1 Department of Internal Medicine, College of Medicine, Pochon CHA University, Sungnam, South Korea, 463–712, 2 Brain Korea 21 Project for Medical Science, Yonsei University College of Medicine, Seoul, South Korea, 120–749, 3 Department of Internal Medicine, Yonsei University College of Medicine, 134 Shinchon-Dong, Seodaemoon-Ku, PO Box 120-749, Seoul, South Korea, and 4 Department of Internal Medicine, Ajou University School of Medicine, Suwon, South Korea, 443–721

(Correspondence should be addressed to B S Cha; Email: bscha{at}yumc.yonsei.ac.kr)

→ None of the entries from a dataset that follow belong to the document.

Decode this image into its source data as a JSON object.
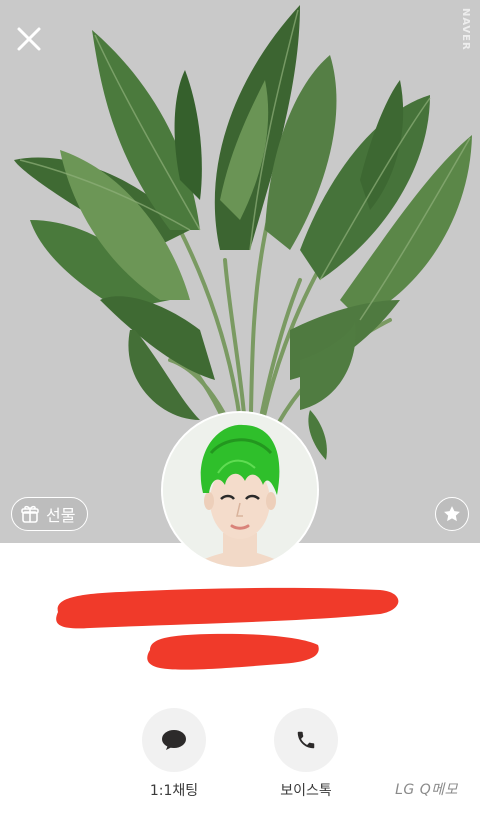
{
  "header": {
    "close_icon": "close-icon",
    "watermark_text": "NAVER"
  },
  "cover": {
    "background": "#c9c9c9",
    "subject": "spinach-leaves"
  },
  "buttons": {
    "gift_label": "선물",
    "gift_icon": "gift-icon",
    "favorite_icon": "star-icon"
  },
  "profile": {
    "name": "",
    "status": "",
    "redaction_color": "#f03a2a"
  },
  "actions": [
    {
      "label": "1:1채팅",
      "icon": "chat-bubble-icon"
    },
    {
      "label": "보이스톡",
      "icon": "phone-icon"
    }
  ],
  "footer": {
    "memo_watermark": "LG Q메모"
  },
  "colors": {
    "leaf_dark": "#3c6531",
    "leaf_mid": "#4f7a40",
    "leaf_light": "#6c9656",
    "hair_green": "#2fbf2b",
    "action_circle": "#f1f1f1"
  }
}
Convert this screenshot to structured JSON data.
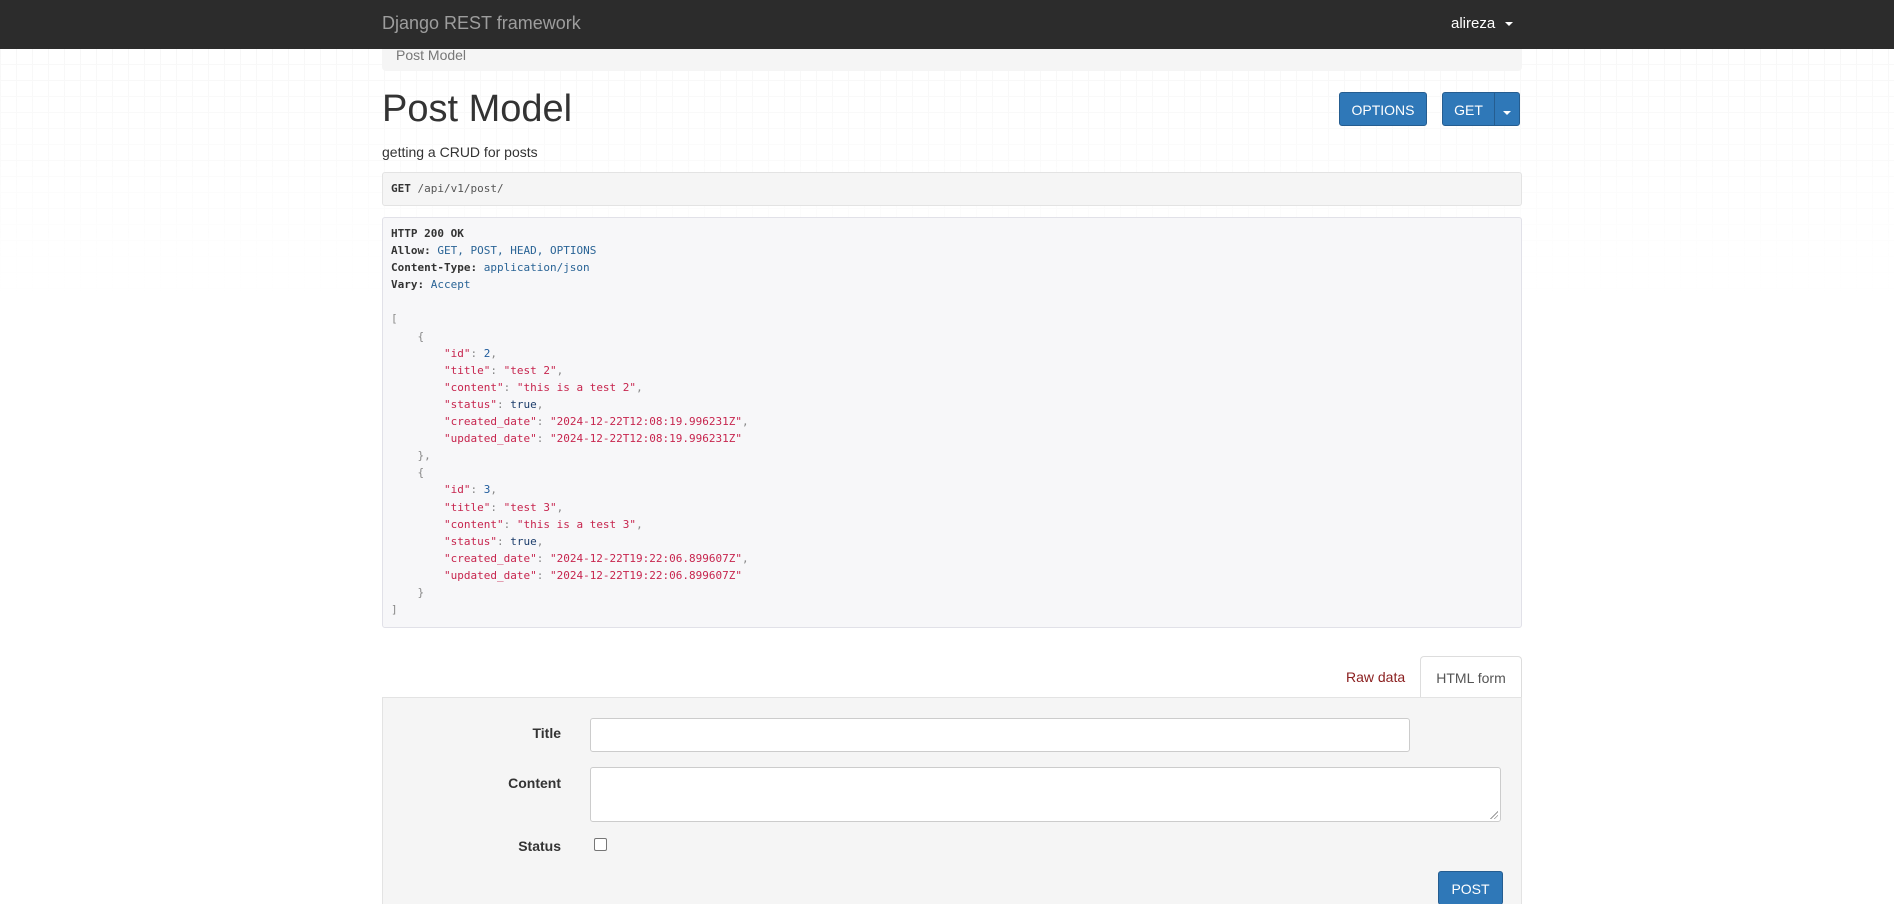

Objective: The goal was to investigate the interrelationships between the hypoglycemic effects of rosiglitazone and the changes in the regional adiposity of type 2 diabetic patients.

Design and methods: We added rosiglitazone (4 mg/day) to 173 diabetic patients (111 males and 62 females) already taking a stable dose of conventional antidiabetic medications except for thiazolidinediones. The abdominal fat distribution was assessed by ultrasonography at baseline and 12 weeks later. Using ultrasonographic images, the s.c. and visceral fat thickness (SFT and VFT respectively) were measured.

Results: Rosiglitazone treatment for 3 months improved the glycemic control. However, the response to rosiglitazone was no more than 36.4%; the deterioration of the glycemic control was found in 16.8% of subjects. In addition, rosiglitazone treatment significantly increased the body fat mass, especially the s.c. fat. However that did not alter the visceral fat content. The percentage changes in fasting plasma glucose (FPG) and glycated hemoglobin (HbA1c) concentrations after treatment were inversely correlated with the increase in SFT (r=–0.327 and –0.353, P<0.001 respectively) and/or body weight (r=–0.316 and –0.327, P<0.001 respectively). Multiple regression analysis revealed that the improvement in the FPG after rosiglitazone treatment was correlated with the baseline FPG (P<0.001) and the change in the SFT (P=0.019), and the reduction in the HbA1c was related with the baseline FPG (P=0.003) and HbA1c (P<0.001) and the changes in the SFT (P=0.010) or VFT (P=0.013).

Conclusions: The increase in the s.c. fat depot after rosiglitazone treatment may be an independent factor that determines the hypoglycemic efficacy.